CAMPAIGN 2012

Obama Strategists Play Up Ground Game, Cite Romney Weaknesses

President's advisers say primary has taken its toll on their Republican rival.

Updated: March 7, 2012 | 3:49 p.m.
March 7, 2012 | 1:14 p.m.

Obama campaign manager Jim Messina says the primary has weakened Republican front-runner Mitt Romney. (Richard A. Bloom)

President Obama's political strategists used a conference call with reporters on Wednesday to play up their grassroots organizing -- but couldn’t stop talking about how much they said the GOP primary fight has wounded Mitt Romney.

Obama for America campaign manager Jim Messina and senior campaign strategist David Axelrod spoke to reporters the day after Super Tuesday's Republican primaries and nominating contests. 

“The longer the Republican primary goes, the longer we have to continue to build,” Messina said.

He said the Obama campaign has registered thousands of voters in North Carolina and Virginia; opened field offices in Florida, Ohio, and Pennsylvania; and established a presence in Arizona. 

“As we get ready for the general, we’re building in youth, building in Latino and women and other demographics that really matter,” Messina said.

Romney came out ahead, winning six of the 10 states contested on Super Tuesday. But the former Massachusetts governor's victories don't mean much, Obama's strategists said.

“He’s not winning in these states. He’s only limping across the finish line,” Messina said of Romney.

Axelrod said the primary campaign has exposed Romney's vulnerabilities.

“He continues not to connect with working-class voters,” Axelrod said. “He continues to lose among independent voters, and that’s going to become increasingly so as he tacks further to the right.”

Axelrod cited a Fox News Latino poll this week that shows overwhelming support for Obama over Romney among Hispanic voters.

Romney has disputed that the primary has weakened him politically, asserting that it has helped him anticipate what issues Obama will raise. The former Massachusetts governor also said he's much more prepared than he was in his 2008 presidential bid.

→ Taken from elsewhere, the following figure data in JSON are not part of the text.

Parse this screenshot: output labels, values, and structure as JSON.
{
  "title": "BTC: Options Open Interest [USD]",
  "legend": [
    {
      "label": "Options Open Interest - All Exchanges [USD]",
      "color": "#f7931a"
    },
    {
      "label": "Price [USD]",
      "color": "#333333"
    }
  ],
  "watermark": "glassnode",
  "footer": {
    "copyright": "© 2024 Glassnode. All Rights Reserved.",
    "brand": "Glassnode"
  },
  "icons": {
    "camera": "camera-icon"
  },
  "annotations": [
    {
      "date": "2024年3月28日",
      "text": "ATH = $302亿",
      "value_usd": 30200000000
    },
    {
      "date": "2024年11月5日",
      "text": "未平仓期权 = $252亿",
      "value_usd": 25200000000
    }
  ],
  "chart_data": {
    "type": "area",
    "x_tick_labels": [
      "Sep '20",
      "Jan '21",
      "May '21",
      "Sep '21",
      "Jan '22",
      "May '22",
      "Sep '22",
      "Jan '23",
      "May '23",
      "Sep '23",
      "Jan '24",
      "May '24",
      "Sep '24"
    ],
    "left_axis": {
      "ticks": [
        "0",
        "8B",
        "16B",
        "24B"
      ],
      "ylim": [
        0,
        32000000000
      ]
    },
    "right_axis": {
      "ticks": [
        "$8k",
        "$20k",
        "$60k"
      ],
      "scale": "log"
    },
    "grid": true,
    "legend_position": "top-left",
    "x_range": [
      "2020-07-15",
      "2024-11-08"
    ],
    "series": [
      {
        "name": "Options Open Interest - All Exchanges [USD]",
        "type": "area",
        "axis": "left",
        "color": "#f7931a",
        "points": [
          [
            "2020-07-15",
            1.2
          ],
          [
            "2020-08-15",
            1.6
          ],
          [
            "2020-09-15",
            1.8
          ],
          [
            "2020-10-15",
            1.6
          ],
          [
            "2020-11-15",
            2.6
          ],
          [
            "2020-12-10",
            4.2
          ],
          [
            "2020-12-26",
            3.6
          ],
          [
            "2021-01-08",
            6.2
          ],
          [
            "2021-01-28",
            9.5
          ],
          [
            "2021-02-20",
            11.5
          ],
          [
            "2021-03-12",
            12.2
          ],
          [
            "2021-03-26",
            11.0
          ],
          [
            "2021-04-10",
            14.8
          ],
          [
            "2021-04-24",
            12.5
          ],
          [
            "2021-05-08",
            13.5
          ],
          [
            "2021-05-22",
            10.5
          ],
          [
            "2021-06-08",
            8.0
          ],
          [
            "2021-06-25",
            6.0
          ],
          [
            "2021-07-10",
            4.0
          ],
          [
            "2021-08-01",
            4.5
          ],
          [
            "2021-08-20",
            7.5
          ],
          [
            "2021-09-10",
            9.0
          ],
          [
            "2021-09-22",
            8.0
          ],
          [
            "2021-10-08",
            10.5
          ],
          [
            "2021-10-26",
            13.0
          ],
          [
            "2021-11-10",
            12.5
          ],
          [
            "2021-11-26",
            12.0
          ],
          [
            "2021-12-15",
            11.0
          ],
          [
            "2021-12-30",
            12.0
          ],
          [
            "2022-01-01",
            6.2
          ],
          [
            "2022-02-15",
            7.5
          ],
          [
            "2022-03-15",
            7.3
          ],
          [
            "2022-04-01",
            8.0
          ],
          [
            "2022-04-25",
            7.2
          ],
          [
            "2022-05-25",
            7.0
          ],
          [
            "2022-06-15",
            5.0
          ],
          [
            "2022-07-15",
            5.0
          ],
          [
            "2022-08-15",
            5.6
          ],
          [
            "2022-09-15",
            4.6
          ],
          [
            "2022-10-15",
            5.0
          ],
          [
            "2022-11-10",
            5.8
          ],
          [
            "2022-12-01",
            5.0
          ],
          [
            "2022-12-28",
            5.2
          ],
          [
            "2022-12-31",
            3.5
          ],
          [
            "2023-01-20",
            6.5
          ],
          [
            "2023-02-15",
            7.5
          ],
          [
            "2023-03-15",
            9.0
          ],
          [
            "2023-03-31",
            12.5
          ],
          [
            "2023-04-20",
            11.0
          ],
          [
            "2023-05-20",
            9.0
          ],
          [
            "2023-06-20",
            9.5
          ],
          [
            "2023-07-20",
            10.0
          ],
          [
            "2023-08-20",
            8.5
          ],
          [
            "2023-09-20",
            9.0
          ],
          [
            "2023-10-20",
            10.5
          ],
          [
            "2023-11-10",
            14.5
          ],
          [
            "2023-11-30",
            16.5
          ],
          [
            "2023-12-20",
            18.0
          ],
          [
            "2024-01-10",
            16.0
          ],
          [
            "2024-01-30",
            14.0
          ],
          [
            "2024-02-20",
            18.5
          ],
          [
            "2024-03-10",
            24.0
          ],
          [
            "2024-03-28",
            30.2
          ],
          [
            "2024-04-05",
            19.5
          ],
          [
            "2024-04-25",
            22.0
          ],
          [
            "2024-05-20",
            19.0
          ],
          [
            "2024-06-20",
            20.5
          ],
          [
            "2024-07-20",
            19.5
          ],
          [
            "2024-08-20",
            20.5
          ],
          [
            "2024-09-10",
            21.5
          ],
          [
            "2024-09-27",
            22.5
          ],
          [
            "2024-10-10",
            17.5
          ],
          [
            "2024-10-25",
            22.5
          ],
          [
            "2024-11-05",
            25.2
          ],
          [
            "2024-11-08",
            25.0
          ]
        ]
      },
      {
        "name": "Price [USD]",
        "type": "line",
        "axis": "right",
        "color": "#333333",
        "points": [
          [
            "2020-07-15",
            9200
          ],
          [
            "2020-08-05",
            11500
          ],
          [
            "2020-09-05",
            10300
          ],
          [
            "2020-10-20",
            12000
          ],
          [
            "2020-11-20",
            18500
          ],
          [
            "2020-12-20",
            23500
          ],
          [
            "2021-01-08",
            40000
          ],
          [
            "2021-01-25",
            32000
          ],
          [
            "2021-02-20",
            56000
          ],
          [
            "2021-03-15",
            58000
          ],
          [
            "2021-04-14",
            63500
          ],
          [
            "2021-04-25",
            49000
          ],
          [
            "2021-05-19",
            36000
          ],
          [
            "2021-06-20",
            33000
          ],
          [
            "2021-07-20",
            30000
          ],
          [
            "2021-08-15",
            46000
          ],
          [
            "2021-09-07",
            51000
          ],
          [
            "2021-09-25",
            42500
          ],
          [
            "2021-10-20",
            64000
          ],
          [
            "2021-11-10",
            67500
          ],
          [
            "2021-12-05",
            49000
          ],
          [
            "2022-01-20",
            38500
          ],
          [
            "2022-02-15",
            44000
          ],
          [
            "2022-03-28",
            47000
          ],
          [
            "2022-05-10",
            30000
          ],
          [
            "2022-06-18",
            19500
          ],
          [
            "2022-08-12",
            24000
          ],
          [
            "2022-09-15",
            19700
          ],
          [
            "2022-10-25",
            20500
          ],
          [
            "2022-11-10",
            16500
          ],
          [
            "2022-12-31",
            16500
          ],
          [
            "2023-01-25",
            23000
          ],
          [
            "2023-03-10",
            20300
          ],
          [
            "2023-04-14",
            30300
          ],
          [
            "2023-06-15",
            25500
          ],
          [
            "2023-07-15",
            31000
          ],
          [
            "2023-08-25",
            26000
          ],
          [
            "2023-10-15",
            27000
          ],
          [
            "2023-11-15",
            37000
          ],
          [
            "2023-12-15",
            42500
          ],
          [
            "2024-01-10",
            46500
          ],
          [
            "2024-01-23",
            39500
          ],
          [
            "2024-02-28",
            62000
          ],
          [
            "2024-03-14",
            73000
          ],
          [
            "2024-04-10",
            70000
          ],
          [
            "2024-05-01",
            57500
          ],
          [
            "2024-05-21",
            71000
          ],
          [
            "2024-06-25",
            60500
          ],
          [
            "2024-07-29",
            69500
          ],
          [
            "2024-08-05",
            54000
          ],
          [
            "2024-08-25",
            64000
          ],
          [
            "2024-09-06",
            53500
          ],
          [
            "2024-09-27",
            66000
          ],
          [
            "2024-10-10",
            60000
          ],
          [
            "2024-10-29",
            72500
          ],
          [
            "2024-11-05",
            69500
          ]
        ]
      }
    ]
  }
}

"I'm more ready to go after the president than I was when I got started," he told CNBC's Larry Kudlow. "There's an advantage to having done this twice, by the way. First time through, you learn some lessons. Second time through, you're also continuing to learn. I think that's one of the reasons I'm better prepared to go after this race."

Axelrod also criticized Romney’s reluctance to condemn conservative talk show host Rush Limbaugh's attacks on Georgetown University law student Sandra Fluke, a supporter of the Obama administration's contraception coverage rule. Romney said that Limbaugh, in calling Fluke a "slut" and "prostitute," used language that he wouldn't have used.

“If you don’t have the strength to stand up to the most strident voices in your party, how are you going to have the strength to stand up to [Irani President Mahmoud] Ahmadinejad?” Axelrod asked. 

“The Limbaugh thing was a test of leadership,” Axelrod said. “Mitt Romney has failed those tests in the campaign.”

Obama’s strategists acknowledged that Obama’s reelection campaign faces challenges — not least the millions of dollars of super-PAC money expected to be marshaled against the president. But they stressed that their strong ground game, and the bruising Republican nominating contest, work to their advantage.

The campaign will be dispatching Vice President Joe Biden to give a series of speeches in critical states, Messina said. Even though there isn’t yet a Republican nominee to counter, Axelrod said, “We can’t wait to make our case."

“I think that every single day that people watch these Republican candidates, their sense of urgency grows that we need to reelect the president,” Axelrod said.